Bug 1510755

Summary: Possible exceptions in collection input validation
Product: [oVirt] ovirt-engine Reporter: Ori Liel <oliel>
Component: RestAPIAssignee: Ori Liel <oliel>
Status: CLOSED CURRENTRELEASE QA Contact: Radim Hrazdil <rhrazdil>
Severity: medium Docs Contact:
Priority: unspecified    
Version: futureCC: bugs, lsvaty, mperina
Target Milestone: ovirt-4.2.0Flags: rule-engine: ovirt-4.2+
Target Release: 4.2.0   
Hardware: Unspecified   
OS: Unspecified   
Whiteboard:
Fixed In Version: Doc Type: If docs needed, set a value
Doc Text:
Story Points: ---
Clone Of: Environment:
Last Closed: 2017-12-20 11:26:58 UTC Type: Bug
Regression: --- Mount Type: ---
Documentation: --- CRM:
Verified Versions: Category: ---
oVirt Team: Infra RHEL 7.3 requirements from Atomic Host:
Cloudforms Team: --- Target Upstream Version:
Embargoed:

Description Ori Liel 2017-11-08 07:27:26 UTC 
Auto-generated code from 'live-documentation', which validates input, may fail with NPE or IndexOutOfBoundsException when validating collections. 

Pasting comment from JaxrsHelperGenerator.getAttributePath():

TODO: !=null and .isEmpty() checks for collections missing at this point due to complexity in adding them.

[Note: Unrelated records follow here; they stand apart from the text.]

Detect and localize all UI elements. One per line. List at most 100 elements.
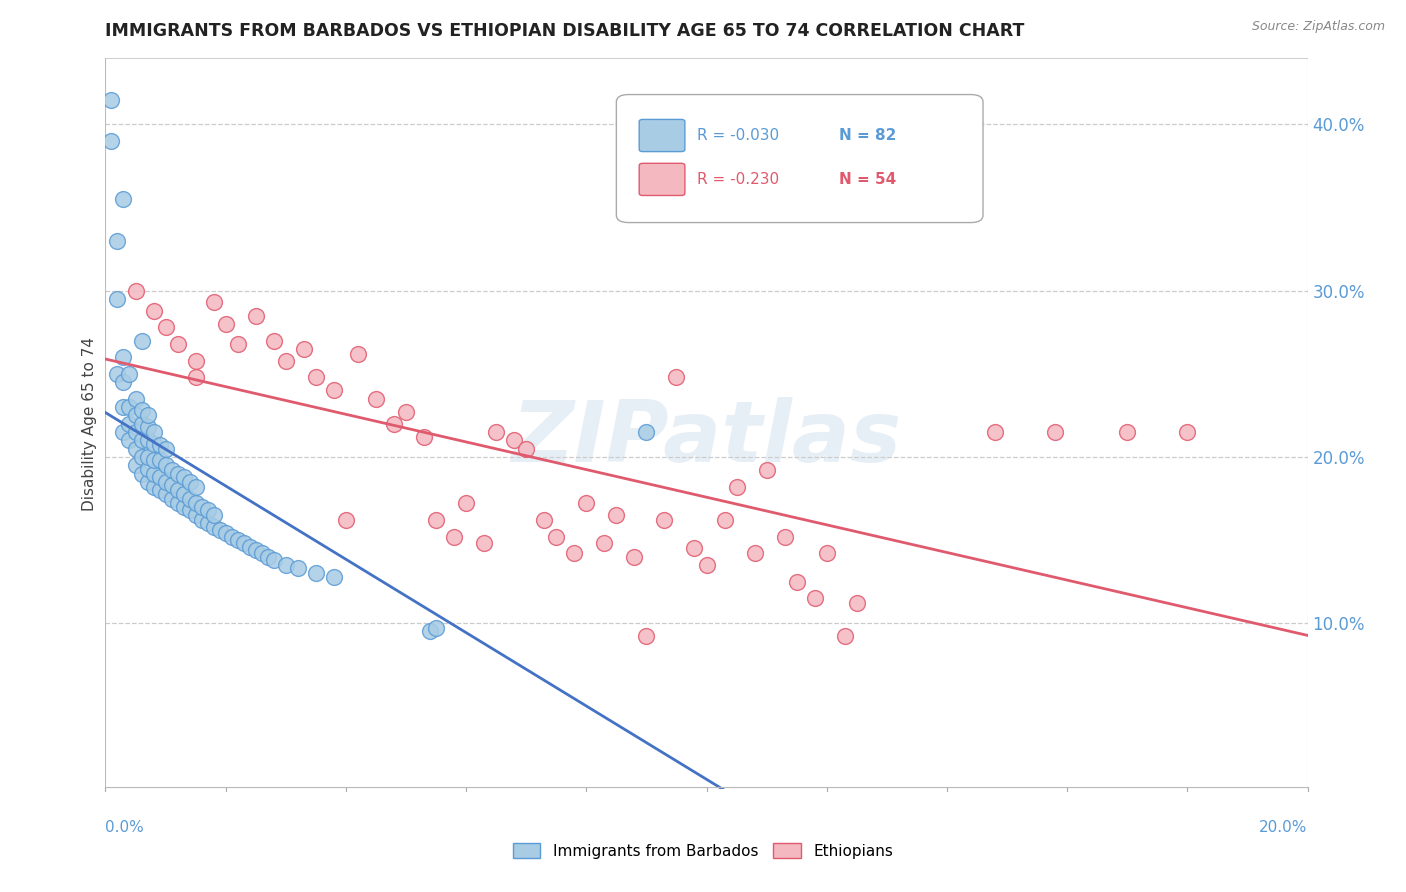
Point — [834, 630, 856, 644]
Point — [443, 530, 465, 544]
Point — [155, 442, 177, 456]
Point — [166, 337, 188, 351]
Point — [696, 558, 718, 572]
Point — [364, 392, 387, 406]
Point — [239, 540, 262, 554]
Point — [136, 434, 159, 448]
Point — [160, 491, 183, 506]
Point — [593, 536, 616, 550]
Point — [984, 425, 1007, 439]
Point — [425, 513, 447, 527]
Point — [173, 486, 195, 500]
Point — [155, 486, 177, 500]
Point — [155, 458, 177, 473]
Point — [131, 434, 153, 448]
Point — [142, 303, 165, 318]
Point — [112, 425, 135, 439]
Point — [503, 434, 526, 448]
Point — [166, 467, 188, 481]
Point — [214, 317, 236, 331]
Point — [419, 624, 441, 639]
Point — [845, 596, 868, 610]
Point — [166, 496, 188, 510]
Point — [118, 434, 141, 448]
Point — [274, 558, 297, 572]
Point — [533, 513, 555, 527]
Point — [184, 496, 207, 510]
Point — [1116, 425, 1139, 439]
Point — [179, 503, 201, 517]
Point — [713, 513, 735, 527]
Point — [263, 334, 285, 348]
Point — [131, 403, 153, 417]
Text: N = 54: N = 54 — [839, 172, 896, 187]
Point — [148, 438, 170, 452]
Text: R = -0.030: R = -0.030 — [697, 128, 779, 143]
Point — [136, 461, 159, 475]
Point — [136, 409, 159, 423]
Point — [112, 400, 135, 414]
Point — [322, 569, 344, 583]
Point — [107, 234, 129, 248]
Point — [124, 284, 146, 298]
Legend: Immigrants from Barbados, Ethiopians: Immigrants from Barbados, Ethiopians — [506, 837, 900, 864]
Point — [744, 546, 766, 560]
Point — [485, 425, 508, 439]
Point — [202, 520, 225, 534]
Point — [118, 400, 141, 414]
Text: Source: ZipAtlas.com: Source: ZipAtlas.com — [1251, 20, 1385, 33]
Point — [815, 546, 838, 560]
Point — [148, 453, 170, 467]
Point — [208, 523, 231, 537]
Point — [184, 370, 207, 384]
Point — [654, 513, 676, 527]
Point — [305, 370, 328, 384]
Point — [148, 483, 170, 498]
Point — [136, 450, 159, 464]
Point — [184, 508, 207, 523]
Point — [179, 491, 201, 506]
Point — [1043, 425, 1066, 439]
Point — [142, 425, 165, 439]
Point — [292, 342, 315, 356]
Point — [395, 405, 418, 419]
Point — [665, 370, 688, 384]
Point — [118, 417, 141, 431]
Point — [226, 337, 249, 351]
Point — [136, 420, 159, 434]
Point — [112, 350, 135, 364]
Point — [160, 478, 183, 492]
Text: 0.0%: 0.0% — [105, 821, 145, 835]
Point — [575, 496, 598, 510]
Point — [118, 367, 141, 381]
Point — [202, 508, 225, 523]
Point — [413, 430, 436, 444]
Point — [755, 463, 778, 477]
Point — [605, 508, 627, 523]
Text: R = -0.230: R = -0.230 — [697, 172, 779, 187]
Point — [136, 475, 159, 489]
Point — [287, 561, 309, 575]
Point — [142, 436, 165, 450]
Point — [173, 500, 195, 514]
Point — [636, 425, 658, 439]
Point — [155, 320, 177, 334]
Point — [546, 530, 568, 544]
Point — [131, 467, 153, 481]
Point — [155, 475, 177, 489]
Point — [1175, 425, 1198, 439]
Point — [124, 392, 146, 406]
Point — [100, 93, 122, 107]
Point — [202, 295, 225, 310]
Point — [124, 458, 146, 473]
Text: ZIPatlas: ZIPatlas — [512, 397, 901, 480]
Y-axis label: Disability Age 65 to 74: Disability Age 65 to 74 — [82, 336, 97, 511]
Point — [786, 574, 808, 589]
Point — [562, 546, 585, 560]
Point — [100, 134, 122, 148]
Point — [232, 536, 254, 550]
Point — [112, 375, 135, 389]
Point — [245, 309, 267, 323]
Point — [725, 480, 748, 494]
Point — [382, 417, 405, 431]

Only the full check is added, e.g:               

disk.getTarget().getLogicalUnits().getLogicalUnits().get(0).getLunStorage()!=null

this means the NullPointer or InderOutOfBound exceptions are possible for bad collection input


How Reproducible (always, 100%):

Add disk: POST .../api/disks

<disk>
  <format>cow</format>
  <interface>ide</interface>
   <lun_storage/>
</disk>

This will result in NPE (disk.getLunStorage.getLogicalUnits().getLogicalUnits())


Add disk: POST .../api/disks

<disk>
  <format>cow</format>
  <interface>ide</interface>
   <lun_storage>
      <type>nfs</type>
      <logical_units/>
    </lun_storage>
</disk>
   
This will result in IndexOutOfBoundException
(disk.getLunStorage.getLogicalUnits().getLogicalUnits().get(0))
Comment 1 Ori Liel 2017-11-20 12:50:05 UTC 
patch posted: 

  https://gerrit.ovirt.org/#/c/84375/
Comment 2 Radim Hrazdil 2017-12-13 16:12:06 UTC 
Verified that POST requests in format suggested in the description don't yield NPE or IndexOutOfBoundException, but error message in following format is returned:
<fault>
    <detail>LogicalUnit  required for add</detail>
    <reason>Incomplete parameters</reason>
</fault>

Version 4.2.0-0.6
Comment 3 Ori Liel 2017-12-14 06:02:35 UTC 
That's fine
Comment 4 Sandro Bonazzola 2017-12-20 11:26:58 UTC 
This bugzilla is included in oVirt 4.2.0 release, published on Dec 20th 2017.

Since the problem described in this bug report should be
resolved in oVirt 4.2.0 release, published on Dec 20th 2017, it has been closed with a resolution of CURRENT RELEASE.

If the solution does not work for you, please open a new bug report.